The Good Shepherd Humane Shelter will remain open during regular hours for adoptions and fostering although several adjustments have been made to accommodate COVID 19 pandemic cautions.
In spite of necessary changes, the shelter is on track for a second month in a row of record adoptions. “But that could all come to a halt at any moment,” Cole Wakefield, director of Animal Operations, said.
“Meanwhile, this is a great time to adopt a pet, with plenty of opportunity to be home and help the adjustment. And we always want to remind people that the CDC has found no evidence that pets are at risk for catching or transmitting the virus,” he added.
For now, adoptions will no longer include walk-throughs. Instead, potential pet matches will be brought to the front lobby to be introduced. Before going to the shelter, searching pictures and info at www.goodshepherd-hs.org/Adoption (click on “Dogs” or “Cats”) will help identify the pets one might like to see in person. Or, call (479) 253-9188 to make sure an animal is still available.
Staffing has been adjusted to a staggered system reducing human cross-exposure while still providing continuity. All non-emergency animal intake has been halted to ensure there will be room for any possible surge of emergency cases, and so that remaining staff will not be overwhelmed if others have to stay home.
Emergency pet food
GSHS has partnered with Booze Bros. to provide an emergency pet food bank. According to Wakefield, “Anyone can go during normal hours and collect pet food at Booze Bros’ walk-up window. They will also be accepting product and monetary donations to help support the project. Pet food will be available to anyone who needs it, but we ask that only those in true need take advantage of it.”
The pet food bank giveaway planned in Berryville was close to happening just when people were asked not to gather in large groups, but will activate once the situation clears.
“We are currently holding on to the food that was slated to be given away as an emergency reserve for our area,” Wakefield said. “We will distribute it, if needed, in coordination with local emergency management. Once this crisis passes, we will try to get our Berryville pet food bank giveaway back on track. This is possible because of major donations from several companies and smaller donations from individuals. Our ability to do these [giveaways] will be based directly on our ability to procure additional donations.”
Once things clear up from the COVID-19 crisis, GSHS hopes to move ahead with plans to develop a robust assistance program with regular pet food banks in Carroll County.
What can we do right now?
Dog walkers are always needed to take an animal on a stroll and fosterers are welcome to take an animal for a couple of hours or a couple of nights.
Donations of anything a pet can use from dishes to bedding and food are always appreciated. The biggest need at the moment is kitty litter.
Adopt! A furbody companion might be just the thing to help an individual or family get through being confined to home due to the coronavirus epidemic.
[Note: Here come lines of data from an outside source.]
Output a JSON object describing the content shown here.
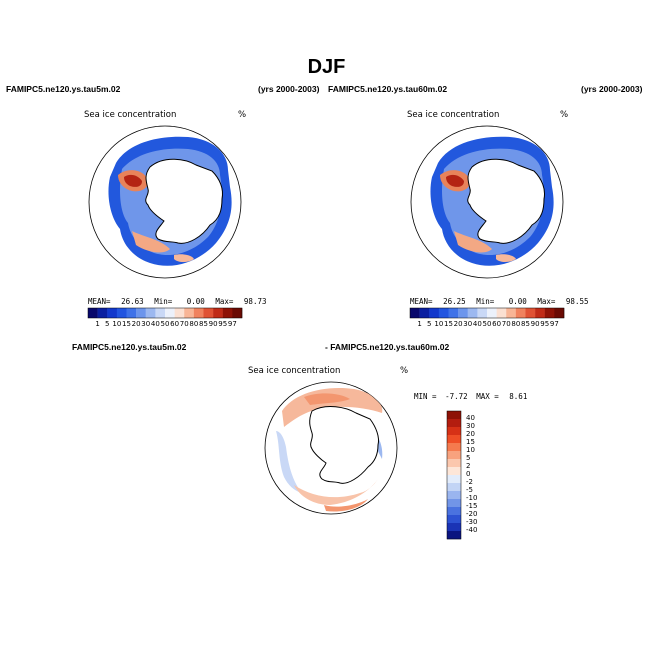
{
  "figure": {
    "title": "DJF",
    "colors": {
      "background": "#ffffff",
      "land": "#ffffff",
      "coast": "#000000"
    }
  },
  "panels": [
    {
      "id": "left",
      "case": "FAMIPC5.ne120.ys.tau5m.02",
      "years": "(yrs 2000-2003)",
      "variable": "Sea ice concentration",
      "units": "%",
      "mean_label": "MEAN=",
      "mean": "26.63",
      "min_label": "Min=",
      "min": "0.00",
      "max_label": "Max=",
      "max": "98.73"
    },
    {
      "id": "right",
      "case": "FAMIPC5.ne120.ys.tau60m.02",
      "years": "(yrs 2000-2003)",
      "variable": "Sea ice concentration",
      "units": "%",
      "mean_label": "MEAN=",
      "mean": "26.25",
      "min_label": "Min=",
      "min": "0.00",
      "max_label": "Max=",
      "max": "98.55"
    }
  ],
  "diff_panel": {
    "case_a": "FAMIPC5.ne120.ys.tau5m.02",
    "case_b": "- FAMIPC5.ne120.ys.tau60m.02",
    "variable": "Sea ice concentration",
    "units": "%",
    "min_label": "MIN =",
    "min": "-7.72",
    "max_label": "MAX =",
    "max": "8.61"
  },
  "colorbar_abs": {
    "labels": [
      "1",
      "5",
      "10",
      "15",
      "20",
      "30",
      "40",
      "50",
      "60",
      "70",
      "80",
      "85",
      "90",
      "95",
      "97"
    ],
    "colors": [
      "#08086b",
      "#0a1fa0",
      "#1238cc",
      "#2255e0",
      "#3f72e8",
      "#6c95ec",
      "#9cb8f0",
      "#c9d8f6",
      "#ecf1fb",
      "#fbe0d2",
      "#f8b596",
      "#f0825e",
      "#e05234",
      "#c02b17",
      "#8e1206",
      "#6a0a03"
    ]
  },
  "colorbar_diff": {
    "labels": [
      "40",
      "30",
      "20",
      "15",
      "10",
      "5",
      "2",
      "0",
      "-2",
      "-5",
      "-10",
      "-15",
      "-20",
      "-30",
      "-40"
    ],
    "colors": [
      "#8e1206",
      "#b31d0f",
      "#d63116",
      "#ee4e26",
      "#f57a4e",
      "#f8a27e",
      "#fbc7ad",
      "#fde6d8",
      "#e2ecfb",
      "#c2d4f5",
      "#9ab5ef",
      "#7295e7",
      "#4a72df",
      "#2d52d2",
      "#1a33b5",
      "#0a1480"
    ]
  }
}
Besides some very adoptable dogs and puppies, there are healthy cats in the free-range Lighthouse for older cats, and the Bates Cat House where the rambunctious youngsters play and snooze. And adoption or fostering will enrich the life of an animal, too
“The shelter environment is not healthy for any animal,” Wakefield explained. “We do everything we can to mitigate the danger, but bottom-line there is always someplace better than the shelter. Good Shepherd maintains clean, up-to-standard housing that exceeds most shelters in the state. However, no matter how good my staff and I are at our jobs the best thing we can do is get the cats and dogs out to good homes.
“There are sanctuaries with proper facilities and enrichment that can house homeless pets long term, but we are not equipped to do so, nor is it in our mission. The stress of kenneling – sounds, smells, strangers, confinement – can lead to deteriorating physical and mental health. Dogs can go mad over time. I’ve seen it. Shortening length-of-stay is one of the most important things we can do.”